Lifeboats? This ship was unsinkable. There aren't any stinking lifeboats.

All that's really left to do now is an imaginative exercise in what we might have done -- starting, say, 40 years ago -- to avoid hitting the iceberg.

Jared said...

It is time to bring our economy out of the stone age and into modern times. We shouldn't pursue employment. That is caveman thinking. We should pursue liberation from employment.

Most jobs can be eliminated with existing automation technology without decreasing GDP.

The only jobs people should be doing are the kind of jobs people would do for free: caring for others, science and art or whatever else people find fun, worthy and interesting.

To do this, just make everyone a millionaire. Pay every adult an income of $25k per year. And increase their income $1500 per year. This can be completely funded by using existing federal income taxes.

For more info on an economy that pursues wealth and technology visit www.FellowshipOfLuca.com it is actually an online version of the board game Risk but promotes this philosophy as part of the game's theme.

wordy said...

Hi Tom!
Continuing our debate. So Dean says: "in Germany they are experiencing the recession in the form of shorter workweeks and longer vacations."
Well, that's a very deceptive formulation. You know what Kurzarbeit is - a measure to offer a shorter workweek now so it can be rescinded again when the good times are back. Actually, in contrast to the U.S., the average workweek has increased in Germany in the years before the crisis hit. Vacations are, however, still a lot longer here than in the U.S.

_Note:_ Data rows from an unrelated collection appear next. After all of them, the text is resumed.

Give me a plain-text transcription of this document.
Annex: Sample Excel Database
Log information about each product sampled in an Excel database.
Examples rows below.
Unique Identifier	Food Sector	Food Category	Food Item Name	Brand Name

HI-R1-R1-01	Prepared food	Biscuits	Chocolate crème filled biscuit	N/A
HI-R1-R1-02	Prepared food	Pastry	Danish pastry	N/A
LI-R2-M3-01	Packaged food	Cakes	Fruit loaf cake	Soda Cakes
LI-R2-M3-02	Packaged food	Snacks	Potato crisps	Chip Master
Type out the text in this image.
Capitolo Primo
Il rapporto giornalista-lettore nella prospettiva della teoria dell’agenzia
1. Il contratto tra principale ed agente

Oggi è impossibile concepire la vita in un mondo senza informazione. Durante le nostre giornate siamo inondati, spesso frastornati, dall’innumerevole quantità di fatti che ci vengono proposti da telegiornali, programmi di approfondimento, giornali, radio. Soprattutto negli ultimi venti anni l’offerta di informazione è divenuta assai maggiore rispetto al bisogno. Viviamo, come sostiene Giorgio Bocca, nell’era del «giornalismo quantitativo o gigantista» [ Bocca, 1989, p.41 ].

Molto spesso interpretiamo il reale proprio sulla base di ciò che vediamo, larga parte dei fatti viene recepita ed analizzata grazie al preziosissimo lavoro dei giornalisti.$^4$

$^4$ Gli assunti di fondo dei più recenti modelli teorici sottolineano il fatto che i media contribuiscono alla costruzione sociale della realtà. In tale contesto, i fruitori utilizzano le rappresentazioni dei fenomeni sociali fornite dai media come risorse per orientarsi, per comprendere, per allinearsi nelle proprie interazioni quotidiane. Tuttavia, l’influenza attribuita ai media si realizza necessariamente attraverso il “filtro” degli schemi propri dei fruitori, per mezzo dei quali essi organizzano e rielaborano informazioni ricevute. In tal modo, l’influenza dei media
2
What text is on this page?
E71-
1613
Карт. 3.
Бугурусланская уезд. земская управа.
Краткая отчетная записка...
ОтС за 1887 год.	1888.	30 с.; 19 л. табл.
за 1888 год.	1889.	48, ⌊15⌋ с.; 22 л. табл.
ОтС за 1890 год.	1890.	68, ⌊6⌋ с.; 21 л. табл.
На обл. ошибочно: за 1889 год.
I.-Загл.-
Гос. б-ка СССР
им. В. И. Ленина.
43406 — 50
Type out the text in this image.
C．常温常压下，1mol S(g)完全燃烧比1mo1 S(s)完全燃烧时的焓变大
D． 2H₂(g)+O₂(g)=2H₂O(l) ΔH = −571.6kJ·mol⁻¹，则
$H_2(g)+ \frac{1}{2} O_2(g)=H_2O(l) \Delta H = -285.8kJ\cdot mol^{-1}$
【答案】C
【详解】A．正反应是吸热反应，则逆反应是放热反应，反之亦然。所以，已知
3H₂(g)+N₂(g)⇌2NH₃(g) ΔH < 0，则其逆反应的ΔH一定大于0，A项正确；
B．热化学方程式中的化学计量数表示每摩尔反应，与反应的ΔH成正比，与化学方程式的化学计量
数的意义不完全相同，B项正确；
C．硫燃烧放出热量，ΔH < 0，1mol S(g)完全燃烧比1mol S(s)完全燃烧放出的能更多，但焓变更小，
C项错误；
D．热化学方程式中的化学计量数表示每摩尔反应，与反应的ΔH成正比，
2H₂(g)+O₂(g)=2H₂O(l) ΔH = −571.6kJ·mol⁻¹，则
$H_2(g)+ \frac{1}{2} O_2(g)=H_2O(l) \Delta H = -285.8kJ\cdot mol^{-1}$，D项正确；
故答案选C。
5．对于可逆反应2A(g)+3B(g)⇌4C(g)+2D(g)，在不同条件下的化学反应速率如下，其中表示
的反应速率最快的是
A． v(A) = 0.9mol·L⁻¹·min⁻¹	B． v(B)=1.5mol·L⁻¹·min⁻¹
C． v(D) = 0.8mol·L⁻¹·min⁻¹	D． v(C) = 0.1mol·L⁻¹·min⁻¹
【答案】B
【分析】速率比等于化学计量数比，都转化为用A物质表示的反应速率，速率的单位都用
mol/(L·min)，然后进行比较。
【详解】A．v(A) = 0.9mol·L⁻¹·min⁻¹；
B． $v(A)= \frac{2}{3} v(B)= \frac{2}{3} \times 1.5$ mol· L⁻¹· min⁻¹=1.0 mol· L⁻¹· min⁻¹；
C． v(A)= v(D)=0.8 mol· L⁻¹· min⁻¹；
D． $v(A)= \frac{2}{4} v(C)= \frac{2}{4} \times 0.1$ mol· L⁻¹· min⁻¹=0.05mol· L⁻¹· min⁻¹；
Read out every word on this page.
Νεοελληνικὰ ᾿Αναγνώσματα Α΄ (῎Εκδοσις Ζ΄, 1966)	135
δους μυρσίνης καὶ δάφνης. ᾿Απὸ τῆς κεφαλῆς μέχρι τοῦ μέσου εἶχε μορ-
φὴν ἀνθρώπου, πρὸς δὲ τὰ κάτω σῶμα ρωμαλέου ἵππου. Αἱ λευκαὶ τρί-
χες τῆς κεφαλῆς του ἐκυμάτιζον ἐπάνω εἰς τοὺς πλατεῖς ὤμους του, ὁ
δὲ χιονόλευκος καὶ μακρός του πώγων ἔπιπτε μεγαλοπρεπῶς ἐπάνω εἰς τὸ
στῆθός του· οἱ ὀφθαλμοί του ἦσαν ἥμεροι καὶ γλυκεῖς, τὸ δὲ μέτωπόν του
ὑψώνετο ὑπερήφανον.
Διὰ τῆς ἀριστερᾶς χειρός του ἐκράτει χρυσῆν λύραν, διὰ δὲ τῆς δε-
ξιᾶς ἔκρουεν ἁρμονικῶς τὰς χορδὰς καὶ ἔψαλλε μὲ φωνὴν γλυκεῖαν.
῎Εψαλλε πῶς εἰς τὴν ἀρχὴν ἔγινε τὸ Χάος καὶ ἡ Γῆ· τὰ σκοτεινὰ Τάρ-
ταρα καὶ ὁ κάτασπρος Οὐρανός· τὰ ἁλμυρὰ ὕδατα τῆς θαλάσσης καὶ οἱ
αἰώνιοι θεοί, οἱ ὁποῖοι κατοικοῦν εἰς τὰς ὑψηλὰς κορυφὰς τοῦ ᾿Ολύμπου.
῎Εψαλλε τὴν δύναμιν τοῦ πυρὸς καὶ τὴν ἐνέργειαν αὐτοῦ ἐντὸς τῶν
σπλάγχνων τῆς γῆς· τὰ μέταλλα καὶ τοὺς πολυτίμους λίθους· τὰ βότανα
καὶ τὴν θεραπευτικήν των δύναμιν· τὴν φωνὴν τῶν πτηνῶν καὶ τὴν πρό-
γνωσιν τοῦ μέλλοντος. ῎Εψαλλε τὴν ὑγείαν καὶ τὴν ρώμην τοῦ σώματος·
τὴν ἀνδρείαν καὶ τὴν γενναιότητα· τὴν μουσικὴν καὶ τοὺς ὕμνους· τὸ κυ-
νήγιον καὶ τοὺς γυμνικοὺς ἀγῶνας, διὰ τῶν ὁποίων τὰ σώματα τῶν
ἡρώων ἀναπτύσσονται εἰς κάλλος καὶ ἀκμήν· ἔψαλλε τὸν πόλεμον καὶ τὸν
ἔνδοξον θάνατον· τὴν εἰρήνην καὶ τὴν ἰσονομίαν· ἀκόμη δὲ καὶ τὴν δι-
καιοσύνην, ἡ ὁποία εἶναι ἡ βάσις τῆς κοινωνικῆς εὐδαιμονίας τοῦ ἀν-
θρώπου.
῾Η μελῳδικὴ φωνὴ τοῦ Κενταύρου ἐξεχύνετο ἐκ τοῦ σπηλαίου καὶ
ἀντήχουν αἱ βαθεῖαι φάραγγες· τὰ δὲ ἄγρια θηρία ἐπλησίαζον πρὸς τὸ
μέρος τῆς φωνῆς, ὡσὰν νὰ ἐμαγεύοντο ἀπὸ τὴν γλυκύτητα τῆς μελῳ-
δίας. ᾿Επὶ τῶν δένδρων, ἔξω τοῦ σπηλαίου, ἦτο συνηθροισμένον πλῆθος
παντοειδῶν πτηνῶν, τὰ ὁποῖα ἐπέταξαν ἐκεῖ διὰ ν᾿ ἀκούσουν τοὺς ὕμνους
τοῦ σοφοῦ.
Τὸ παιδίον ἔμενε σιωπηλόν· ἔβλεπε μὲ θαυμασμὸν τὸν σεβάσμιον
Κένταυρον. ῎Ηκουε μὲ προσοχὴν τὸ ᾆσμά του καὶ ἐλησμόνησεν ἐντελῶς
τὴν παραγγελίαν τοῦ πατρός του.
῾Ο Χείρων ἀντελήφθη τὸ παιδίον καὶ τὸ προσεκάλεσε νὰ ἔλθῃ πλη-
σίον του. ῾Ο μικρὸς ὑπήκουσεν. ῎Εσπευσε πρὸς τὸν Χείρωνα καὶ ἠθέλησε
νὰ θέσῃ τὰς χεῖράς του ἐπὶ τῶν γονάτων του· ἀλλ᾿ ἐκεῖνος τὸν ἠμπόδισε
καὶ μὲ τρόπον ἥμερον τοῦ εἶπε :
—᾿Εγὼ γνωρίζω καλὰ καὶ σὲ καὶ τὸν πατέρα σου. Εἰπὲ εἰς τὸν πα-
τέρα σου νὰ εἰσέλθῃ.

And Dean fudges the government revenue issue. Taxing speculation so deficit hawks can be appeased? That means that you have to make sure that there will always be a lot of speculation to tax! You can't fool a deficit terrorist with verbiage like that. Much better to increase speculation by eliminating taxes on it in order to ensure that the real economy will have ever more work to do to finance the financiers! Now that's a job creation plan!

Sandwichman said...

Hi wordy!

"Continuing our debate..." I told you, your time is up. If you want to continue the debate, you'll have to pay another five pounds.